Les associations de médias kurdes du nord-est de la Syrie demandent à l'ONU de se pencher sur les exécutions extrajudiciaires de journalistes
Durant un rassemblement devant le bureau de l'ONU à Qamishlo, une manifestante tient un panneau sur lequel figurent les portraits de plusieurs journalistes kurdes tués au cours des dernières années dans des attaques ciblées de la Turquie

Les associations de médias kurdes et les groupes de défense des droits humains dans le nord-est de la Syrie demandent aux Nations unies de se pencher sur les exécutions extrajudiciaires de journalistes par la Turquie et ses alliés. 

Au Rojava, les associations de médias kurdes et les groupes de défense des droits humains ont appelé les Nations unies à se pencher sur les assassinats extrajudiciaires de journalistes par la Turquie et ses alliés. Depuis la mi-décembre, trois journalistes ont été tués dans la région autonome du nord et de l’est de la Syrie par des attaques de drone ciblées de l’armée turque, et neuf autres ont été blessés, a indiqué la porte-parole de l’Association des femmes journalistes YRJ, Arîn Siwêd, lors d’un rassemblement de protestation devant le bureau des Nations unies à Qamishlo mardi.

Les attaques ciblées contre les journalistes sont des crimes de guerre

« L’absence de réaction de la communauté internationale reflète la façon dont le droit international et les droits humains sont perçus à la carte dans nos régions », a critiqué Arîn Siwêd. Pourtant, la situation juridique est claire: « Attaquer délibérément des journalistes est un crime de guerre au regard du droit international humanitaire et du Statut de Rome de la Cour pénale internationale. » 

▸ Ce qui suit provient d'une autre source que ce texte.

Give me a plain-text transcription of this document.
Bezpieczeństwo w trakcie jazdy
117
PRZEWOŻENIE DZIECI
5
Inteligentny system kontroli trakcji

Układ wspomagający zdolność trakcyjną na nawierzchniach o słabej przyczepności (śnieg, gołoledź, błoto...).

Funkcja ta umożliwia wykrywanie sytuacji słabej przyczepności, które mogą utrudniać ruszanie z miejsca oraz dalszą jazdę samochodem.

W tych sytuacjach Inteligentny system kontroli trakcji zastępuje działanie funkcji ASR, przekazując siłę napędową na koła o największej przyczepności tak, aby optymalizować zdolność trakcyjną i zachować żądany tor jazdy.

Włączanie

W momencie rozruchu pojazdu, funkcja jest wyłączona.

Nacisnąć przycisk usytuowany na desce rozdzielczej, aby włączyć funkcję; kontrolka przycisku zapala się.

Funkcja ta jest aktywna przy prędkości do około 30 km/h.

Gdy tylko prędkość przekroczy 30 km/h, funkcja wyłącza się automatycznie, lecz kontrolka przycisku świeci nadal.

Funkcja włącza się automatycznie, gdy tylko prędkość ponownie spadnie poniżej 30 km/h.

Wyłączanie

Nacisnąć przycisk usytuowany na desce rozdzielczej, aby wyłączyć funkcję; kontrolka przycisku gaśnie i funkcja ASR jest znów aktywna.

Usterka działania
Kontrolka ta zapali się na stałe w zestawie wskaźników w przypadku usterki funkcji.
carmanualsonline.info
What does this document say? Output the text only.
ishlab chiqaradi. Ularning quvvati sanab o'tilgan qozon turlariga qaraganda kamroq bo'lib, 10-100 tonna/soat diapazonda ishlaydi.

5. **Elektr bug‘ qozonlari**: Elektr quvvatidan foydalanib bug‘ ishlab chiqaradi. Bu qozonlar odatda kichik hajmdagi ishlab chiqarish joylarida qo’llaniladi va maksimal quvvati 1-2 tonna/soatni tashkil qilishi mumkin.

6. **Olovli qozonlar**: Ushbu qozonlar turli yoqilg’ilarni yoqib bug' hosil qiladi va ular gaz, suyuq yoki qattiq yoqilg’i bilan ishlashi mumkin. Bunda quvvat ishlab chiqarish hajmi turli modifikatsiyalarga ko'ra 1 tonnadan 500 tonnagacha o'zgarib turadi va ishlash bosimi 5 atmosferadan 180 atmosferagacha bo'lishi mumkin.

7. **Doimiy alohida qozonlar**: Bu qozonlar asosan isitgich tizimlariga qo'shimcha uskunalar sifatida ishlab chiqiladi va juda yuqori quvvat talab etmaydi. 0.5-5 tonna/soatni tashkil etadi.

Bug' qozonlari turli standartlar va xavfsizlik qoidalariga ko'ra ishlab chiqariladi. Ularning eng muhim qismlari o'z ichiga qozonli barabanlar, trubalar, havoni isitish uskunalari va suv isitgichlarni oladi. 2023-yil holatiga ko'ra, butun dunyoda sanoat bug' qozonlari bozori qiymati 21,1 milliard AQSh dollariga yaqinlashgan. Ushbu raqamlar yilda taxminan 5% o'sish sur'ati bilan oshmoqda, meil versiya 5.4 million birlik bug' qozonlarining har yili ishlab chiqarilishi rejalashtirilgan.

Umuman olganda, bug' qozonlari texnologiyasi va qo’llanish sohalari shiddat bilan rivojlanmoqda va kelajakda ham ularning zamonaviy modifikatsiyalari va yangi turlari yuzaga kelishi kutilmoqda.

L’association a exhorté l’ONU à prendre des mesures fermes contre de telles attaques et à jouer un rôle plus actif dans la protection des droits des professionnels des médias. Le Conseil de sécurité des Nations unies doit prendre des « mesures appropriées qui auraient dû être prises depuis longtemps » contre la Turquie et ses milices. Dans le même temps, l’ONG a appelé les organisations internationales à engager des actions en justice contre les responsables politiques et militaires du gouvernement turc. « Cela permettrait de faire pression sur Ankara et de garantir la sécurité des journalistes en Syrie », a ajouté la journaliste.

17 professionnels des médias délibérément tués par la Turquie depuis 2014  

La manifestation à Qamişlo intervient suite à la mort du journaliste Egîd Roj (Şervan Seydo), tué samedi par une attaque de drone turque sur le barrage de Tishrîn. Un dossier remis à l’ONU à l’issue de la manifestation contient des détails sur les crimes de guerre contre les journalistes, principalement commis par la Turquie. Selon ce dossier, au moins 31 journalistes ont été tués dans l’exercice de leur profession depuis 2014 dans différentes régions du nord et de l’est de la Syrie. 17 d’entre eux ont été délibérément visés par des attaques aériennes et des frappes de drone de l’armée turque.

D’abord tués, puis dénigrés en tant que terroristes

Pratiquement tous les journalistes tués par la Turquie ont été qualifiés à titre posthume de « terroristes » par Ankara. C’est le cas de Nazım Daştan et Cihan Bilgin, assassinés le 19 décembre lors d’une attaque ciblée de drone au sud de Kobané. Les deux journalistes, originaires du Nord-Kurdistan (Turquie), travaillaient depuis de nombreuses années pour des médias kurdes, Daştan pour ANF (Firat News) et Bilgin pour ANHA (Hawar). Ils couvraient dernièrement les affrontements entre les Forces démocratiques syriennes (FDS) et les milices djihadistes de l’Armée nationale syrienne (ANS), contrôlée par la Turquie, dans la zone du barrage de Tishrîn. 

Leur véhicule a été ciblé par une frappe de drone alors qu’ils se dirigeaient vers Kobanê. Les médias turcs se sont alors empressés d’applaudir une opération anti-terroriste de la Turquie contre des membres du Parti des Travailleurs du Kurdistan (PKK). Malgré les efforts des familles, les autorités turques ont empêché le rapatriement des corps de Dastan et Bilgin au Nord-Kurdistan. Ils reposent aujourd’hui dans le cimetière de Qamishlo.